PRIMED-S: Update on Asthma
By Susan Easter
FT. LAUDERDALE, FL -- February 18, 2003 -- New technology and knowledge have given rise to effective treatments to control and relieve asthma symptoms, according to Christopher H. Fanta, MD, Director of the Partners Asthma Center and an associate professor of medicine at Harvard Medical School, Boston, Massachusetts.
Dr. Fanta discussed the current state of asthma treatment here February 15th at the Pri-Med South Conference.
In his update on asthma treatment, Dr. Fanta reviewed the defining features and correlated therapeutic developments to evolving treatment concepts of the past few decades.
Unique features of asthma are reversible airway obstruction, non-specific bronchial hyper-responsiveness and inflammation of airways.
During the 1970s, a pathogenic understanding of asthma evolved. Adverse effects were common with treatments and, in some cases, control of asthma worsened with treatment. The risk of death or near-death due to asthma was reported to have increased and accelerated decline of lung function was observed in some patients.
In the following decade, studies on bronchial samples found dramatic and persistent changes in the bronchial wall, including the presence of eosinophils and lymphocytes. In addition, researchers noticed that epithelial cells were stripped off the bronchial wall.
Based on this pathophysiology, treatments focused on reducing inflammation. Common therapies of the 1980s included inhaled corticosteroids, mast cell stabilizers and leukotrienes. Attempts were also made to reduce exposure to allergens to reduce asthma symptoms and severity of attacks.
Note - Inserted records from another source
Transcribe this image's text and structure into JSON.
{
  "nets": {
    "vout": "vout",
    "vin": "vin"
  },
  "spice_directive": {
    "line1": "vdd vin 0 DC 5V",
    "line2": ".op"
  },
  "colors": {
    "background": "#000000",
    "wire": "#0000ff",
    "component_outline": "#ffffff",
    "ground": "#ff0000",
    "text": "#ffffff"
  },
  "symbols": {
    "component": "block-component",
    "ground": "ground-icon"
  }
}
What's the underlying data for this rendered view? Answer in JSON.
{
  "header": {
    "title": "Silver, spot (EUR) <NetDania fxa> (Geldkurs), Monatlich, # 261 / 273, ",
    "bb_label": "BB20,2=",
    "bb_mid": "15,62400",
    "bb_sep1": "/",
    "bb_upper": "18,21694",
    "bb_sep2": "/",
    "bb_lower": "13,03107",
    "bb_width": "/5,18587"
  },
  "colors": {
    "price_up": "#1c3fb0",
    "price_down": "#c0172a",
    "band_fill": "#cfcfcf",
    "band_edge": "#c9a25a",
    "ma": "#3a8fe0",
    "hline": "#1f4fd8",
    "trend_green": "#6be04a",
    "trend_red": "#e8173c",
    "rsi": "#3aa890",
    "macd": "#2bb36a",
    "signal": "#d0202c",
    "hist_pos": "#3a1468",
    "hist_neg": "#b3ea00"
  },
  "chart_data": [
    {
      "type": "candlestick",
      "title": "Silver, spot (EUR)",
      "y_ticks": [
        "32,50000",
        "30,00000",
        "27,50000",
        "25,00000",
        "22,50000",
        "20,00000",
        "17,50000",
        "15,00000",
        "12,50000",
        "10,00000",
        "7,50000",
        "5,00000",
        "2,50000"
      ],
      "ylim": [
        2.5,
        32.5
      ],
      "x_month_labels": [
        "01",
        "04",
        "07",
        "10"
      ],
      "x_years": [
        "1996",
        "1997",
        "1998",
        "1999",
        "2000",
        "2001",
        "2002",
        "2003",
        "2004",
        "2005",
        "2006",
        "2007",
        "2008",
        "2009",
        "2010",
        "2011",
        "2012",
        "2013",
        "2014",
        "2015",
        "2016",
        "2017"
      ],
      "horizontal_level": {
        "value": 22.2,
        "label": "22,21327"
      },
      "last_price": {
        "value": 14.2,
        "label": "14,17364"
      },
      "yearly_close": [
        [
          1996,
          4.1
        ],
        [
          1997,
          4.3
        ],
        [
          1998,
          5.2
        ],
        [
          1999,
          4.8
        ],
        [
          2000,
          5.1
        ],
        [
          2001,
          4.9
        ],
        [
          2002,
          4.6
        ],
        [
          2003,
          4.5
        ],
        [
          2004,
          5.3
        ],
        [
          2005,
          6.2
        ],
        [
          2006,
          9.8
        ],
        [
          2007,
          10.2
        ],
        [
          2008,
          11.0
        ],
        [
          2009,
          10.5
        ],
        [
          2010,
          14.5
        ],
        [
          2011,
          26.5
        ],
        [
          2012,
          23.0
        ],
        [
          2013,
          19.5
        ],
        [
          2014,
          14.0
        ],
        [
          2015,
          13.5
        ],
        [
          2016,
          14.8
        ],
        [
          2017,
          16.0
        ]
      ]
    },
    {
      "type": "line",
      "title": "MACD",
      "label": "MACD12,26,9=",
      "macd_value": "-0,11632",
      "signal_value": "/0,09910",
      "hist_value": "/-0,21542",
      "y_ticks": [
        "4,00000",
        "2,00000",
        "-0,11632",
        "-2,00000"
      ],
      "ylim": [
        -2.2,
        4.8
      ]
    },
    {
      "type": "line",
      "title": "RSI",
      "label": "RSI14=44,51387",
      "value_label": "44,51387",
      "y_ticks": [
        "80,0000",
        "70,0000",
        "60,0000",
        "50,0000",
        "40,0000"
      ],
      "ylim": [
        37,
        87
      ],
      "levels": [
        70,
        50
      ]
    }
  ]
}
By the 1990s, investigators identified the stages of asthma severity. In 1991, the Expert Panel Report characterized symptoms as mild, moderate or severe. By 1997, the Expert Panel Report II further differentiated the stages as mild intermittent asthma, mild persistent asthma, moderate persistent asthma, and severe persistent asthma.
An additional type of asthma identified was exercise-induced asthma, in which exercise is the major trigger of cooling and drying of bronchial mucosa. Pre-treatment with beta-blockers and/or mast cell stabilizers were found to prevent these symptoms. Researchers also found that it can be helpful to take peak flow measurements to monitor the disease.
More recently, therapies were developed that are based on offering various potencies of inhaled steroids. New delivery devices include ozone-safe propellants and dry powder inhalers. For patients with mild asthma, once-daily dosing is now available.
Dr. Fanta cautioned that practitioners must be aware of potential adverse effects of inhaled steroid use. Dose-dependent loss of bone density has been observed in a three-year study of 109 premenopausal women treated with triamcinolone, and he recommended periodic bone density scans.
While not as effective as inhaled steroids, leukotrienes alone or in combination provide potent and sustained action on asthma symptoms. They are effective in patients who have aspirin sensitive asthma, Dr. Fanta said.
Current asthma treatments are aimed at controlling or relieving symptoms. Relieving agents are fast-acting and work well for moderate to severe persistent asthma. These treatments effectively control nocturnal symptoms. Salmeterol can be particularly effective when used in combination with inhaled corticosteroids. A single dose is effective for at least 12 hours. Controlling agents are anti-inflammatories that are inhaled and long acting.
Asthma treatments continue to evolve, Dr. Fanta said. New technology and knowledge have given rise to anti-IgE monoclonal antibodies, interleukin and adhesion molecule antagonists, he concluded.